Heavy metal pollution in water is one of the most significant public health risks around the world. Pollutants including lead, mercury, and nickel can enter water supplies through a number of methods including improper disposal of waste, industrial manufacturing, and mining. When solubilized, they have the ability to cause environmental and health problems. These heavy metals are acutely toxic at high concentrations and carcinogenic with long-term exposure even at low concentrations. Methods exist to remove heavy metals from water supplies, but these methods create other hazardous wastes and are more effective in waters with high concentrations of metals. Due to the high affinity of binding proteins, a biological based filtration system can be more effective at treating water contaminated with lower concentrations of heavy metals without generating large volumes of toxic waste.

Our team plans to combat heavy metal pollution problems by improving existing biological filtration methods and developing a novel system for lead remediation. To this end, we are engineering bacterial strains that will simultaneously express heavy metal transport proteins and metallothioneins, a class of low-molecular weight, cysteine-rich proteins with high binding affinities for various heavy metals. The heavy metal transport proteins are specific to certain metals and will cause rapid intake of these ions. The metallothioneins will then bind to these ions intracellularly and permanently sequester them. After filtration, the respective heavy metals can be isolated by recollecting the cells from the filter.

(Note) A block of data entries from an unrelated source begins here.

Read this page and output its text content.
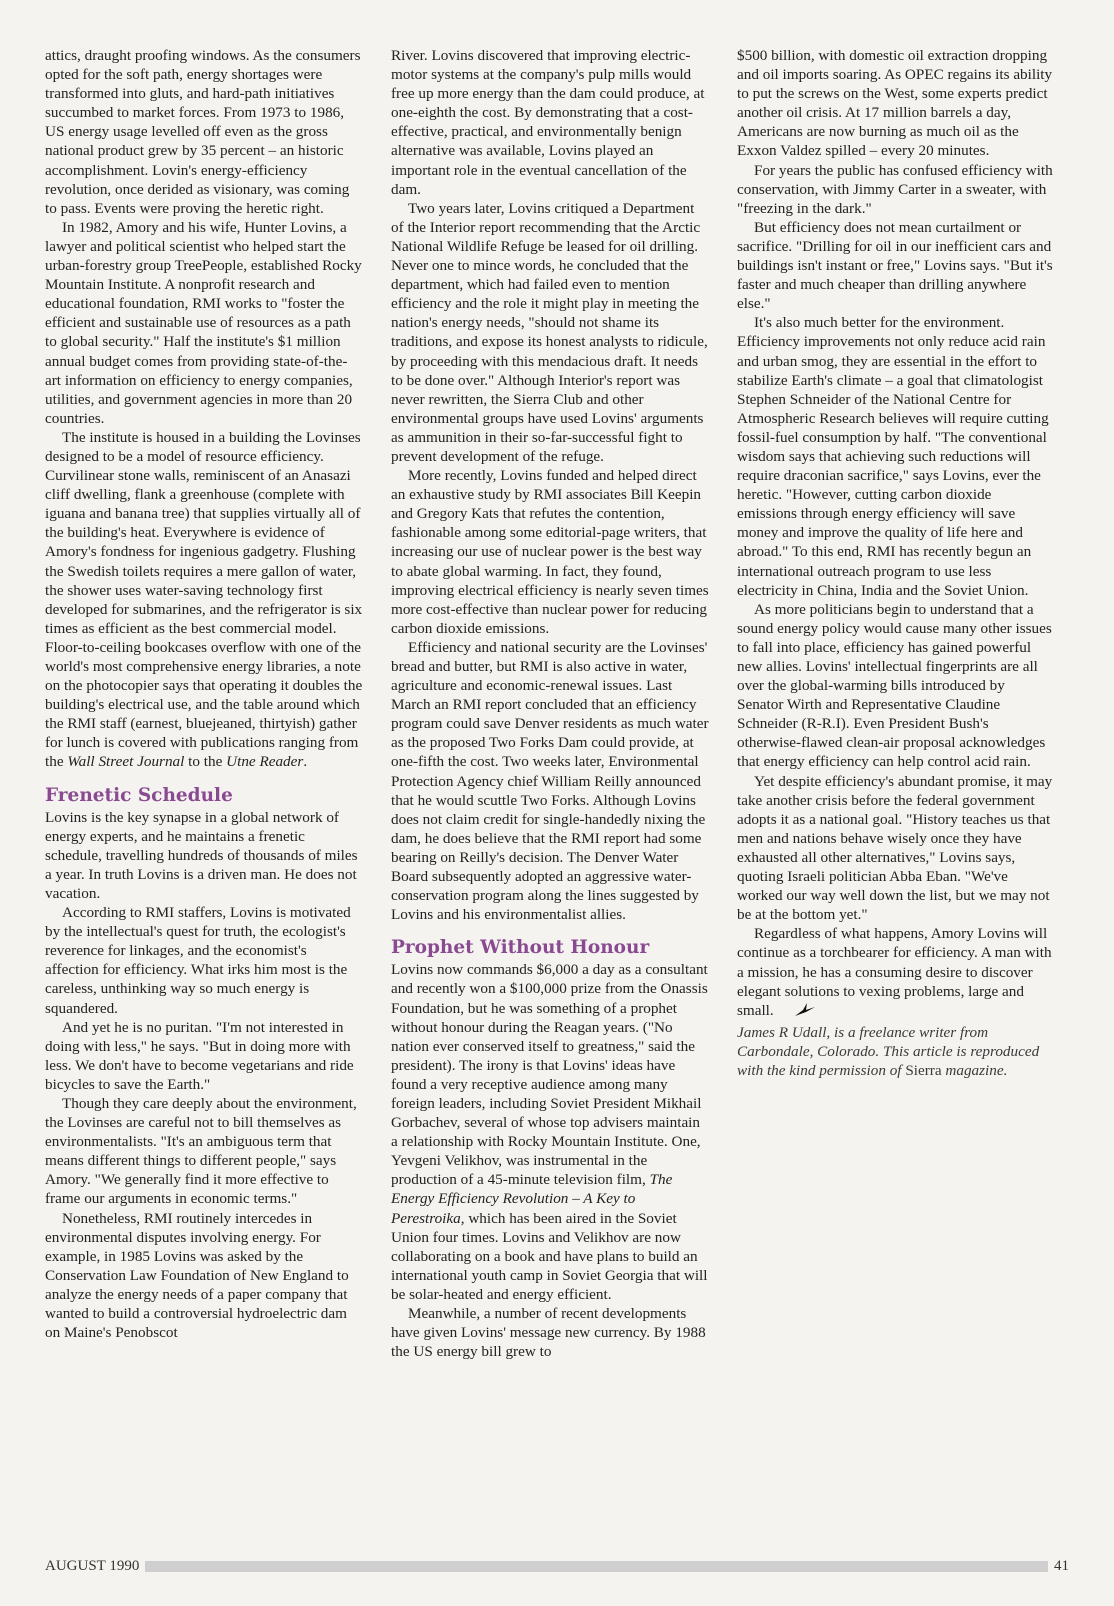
attics, draught proofing windows. As the consumers opted for the soft path, energy shortages were transformed into gluts, and hard-path initiatives succumbed to market forces. From 1973 to 1986, US energy usage levelled off even as the gross national product grew by 35 percent – an historic accomplishment. Lovin's energy-efficiency revolution, once derided as visionary, was coming to pass. Events were proving the heretic right.

In 1982, Amory and his wife, Hunter Lovins, a lawyer and political scientist who helped start the urban-forestry group TreePeople, established Rocky Mountain Institute. A nonprofit research and educational foundation, RMI works to "foster the efficient and sustainable use of resources as a path to global security." Half the institute's $1 million annual budget comes from providing state-of-the-art information on efficiency to energy companies, utilities, and government agencies in more than 20 countries.

The institute is housed in a building the Lovinses designed to be a model of resource efficiency. Curvilinear stone walls, reminiscent of an Anasazi cliff dwelling, flank a greenhouse (complete with iguana and banana tree) that supplies virtually all of the building's heat. Everywhere is evidence of Amory's fondness for ingenious gadgetry. Flushing the Swedish toilets requires a mere gallon of water, the shower uses water-saving technology first developed for submarines, and the refrigerator is six times as efficient as the best commercial model. Floor-to-ceiling bookcases overflow with one of the world's most comprehensive energy libraries, a note on the photocopier says that operating it doubles the building's electrical use, and the table around which the RMI staff (earnest, bluejeaned, thirtyish) gather for lunch is covered with publications ranging from the Wall Street Journal to the Utne Reader.

Frenetic Schedule

Lovins is the key synapse in a global network of energy experts, and he maintains a frenetic schedule, travelling hundreds of thousands of miles a year. In truth Lovins is a driven man. He does not vacation.

According to RMI staffers, Lovins is motivated by the intellectual's quest for truth, the ecologist's reverence for linkages, and the economist's affection for efficiency. What irks him most is the careless, unthinking way so much energy is squandered.

And yet he is no puritan. "I'm not interested in doing with less," he says. "But in doing more with less. We don't have to become vegetarians and ride bicycles to save the Earth."

Though they care deeply about the environment, the Lovinses are careful not to bill themselves as environmentalists. "It's an ambiguous term that means different things to different people," says Amory. "We generally find it more effective to frame our arguments in economic terms."

Nonetheless, RMI routinely intercedes in environmental disputes involving energy. For example, in 1985 Lovins was asked by the Conservation Law Foundation of New England to analyze the energy needs of a paper company that wanted to build a controversial hydroelectric dam on Maine's Penobscot

River. Lovins discovered that improving electric-motor systems at the company's pulp mills would free up more energy than the dam could produce, at one-eighth the cost. By demonstrating that a cost-effective, practical, and environmentally benign alternative was available, Lovins played an important role in the eventual cancellation of the dam.

Two years later, Lovins critiqued a Department of the Interior report recommending that the Arctic National Wildlife Refuge be leased for oil drilling. Never one to mince words, he concluded that the department, which had failed even to mention efficiency and the role it might play in meeting the nation's energy needs, "should not shame its traditions, and expose its honest analysts to ridicule, by proceeding with this mendacious draft. It needs to be done over." Although Interior's report was never rewritten, the Sierra Club and other environmental groups have used Lovins' arguments as ammunition in their so-far-successful fight to prevent development of the refuge.

More recently, Lovins funded and helped direct an exhaustive study by RMI associates Bill Keepin and Gregory Kats that refutes the contention, fashionable among some editorial-page writers, that increasing our use of nuclear power is the best way to abate global warming. In fact, they found, improving electrical efficiency is nearly seven times more cost-effective than nuclear power for reducing carbon dioxide emissions.

Efficiency and national security are the Lovinses' bread and butter, but RMI is also active in water, agriculture and economic-renewal issues. Last March an RMI report concluded that an efficiency program could save Denver residents as much water as the proposed Two Forks Dam could provide, at one-fifth the cost. Two weeks later, Environmental Protection Agency chief William Reilly announced that he would scuttle Two Forks. Although Lovins does not claim credit for single-handedly nixing the dam, he does believe that the RMI report had some bearing on Reilly's decision. The Denver Water Board subsequently adopted an aggressive water-conservation program along the lines suggested by Lovins and his environmentalist allies.

Prophet Without Honour

Lovins now commands $6,000 a day as a consultant and recently won a $100,000 prize from the Onassis Foundation, but he was something of a prophet without honour during the Reagan years. ("No nation ever conserved itself to greatness," said the president). The irony is that Lovins' ideas have found a very receptive audience among many foreign leaders, including Soviet President Mikhail Gorbachev, several of whose top advisers maintain a relationship with Rocky Mountain Institute. One, Yevgeni Velikhov, was instrumental in the production of a 45-minute television film, The Energy Efficiency Revolution – A Key to Perestroika, which has been aired in the Soviet Union four times. Lovins and Velikhov are now collaborating on a book and have plans to build an international youth camp in Soviet Georgia that will be solar-heated and energy efficient.

Meanwhile, a number of recent developments have given Lovins' message new currency. By 1988 the US energy bill grew to

$500 billion, with domestic oil extraction dropping and oil imports soaring. As OPEC regains its ability to put the screws on the West, some experts predict another oil crisis. At 17 million barrels a day, Americans are now burning as much oil as the Exxon Valdez spilled – every 20 minutes.

For years the public has confused efficiency with conservation, with Jimmy Carter in a sweater, with "freezing in the dark."

But efficiency does not mean curtailment or sacrifice. "Drilling for oil in our inefficient cars and buildings isn't instant or free," Lovins says. "But it's faster and much cheaper than drilling anywhere else."

It's also much better for the environment. Efficiency improvements not only reduce acid rain and urban smog, they are essential in the effort to stabilize Earth's climate – a goal that climatologist Stephen Schneider of the National Centre for Atmospheric Research believes will require cutting fossil-fuel consumption by half. "The conventional wisdom says that achieving such reductions will require draconian sacrifice," says Lovins, ever the heretic. "However, cutting carbon dioxide emissions through energy efficiency will save money and improve the quality of life here and abroad." To this end, RMI has recently begun an international outreach program to use less electricity in China, India and the Soviet Union.

As more politicians begin to understand that a sound energy policy would cause many other issues to fall into place, efficiency has gained powerful new allies. Lovins' intellectual fingerprints are all over the global-warming bills introduced by Senator Wirth and Representative Claudine Schneider (R-R.I). Even President Bush's otherwise-flawed clean-air proposal acknowledges that energy efficiency can help control acid rain.

Yet despite efficiency's abundant promise, it may take another crisis before the federal government adopts it as a national goal. "History teaches us that men and nations behave wisely once they have exhausted all other alternatives," Lovins says, quoting Israeli politician Abba Eban. "We've worked our way well down the list, but we may not be at the bottom yet."

Regardless of what happens, Amory Lovins will continue as a torchbearer for efficiency. A man with a mission, he has a consuming desire to discover elegant solutions to vexing problems, large and small.

James R Udall, is a freelance writer from Carbondale, Colorado. This article is reproduced with the kind permission of Sierra magazine.

AUGUST 1990	41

In addition to developing these strains, our drylab team has designed a heavy metal filtration system built to last several weeks with minimum maintenance. Its central component is a hollow fiber reactor, which holds heavy metal sequestering cells and prevents the cells from entering the environment. We plan to target industrial waste water sources and broaden our applications to different environments.

Previously, research groups have developed such filtration systems for some of the most harmful heavy metals. One of our faculty advisors at Cornell, Dr. David Wilson, has developed such systems for mercury and nickel. We propose to improve the efficiency and lifespan of these filtration systems. Additionally, we are developing a novel sequestration system for lead by utilizing a putative lead transport protein from Nicotiana tabacum. To this end, we have successfully synthesized four BioBricks: (1) a nickel BioBrick consisting of the Anderson promoter, the nixA gene, and a terminator, (2) a mercury BioBrick consisting of the Anderson promoter, the merT gene, the merP gene, and a terminator, (3) a metallothionein BioBrick consisting of a T7 promoter, the GST gene, the CRS5 gene, and a terminator, and (4) a metallothionein BioBrick consisting of the GST gene, the CRS5 gene, and a terminator. We began a series of growth assays and metal sequestration experiments to determine the effectiveness of these constructs.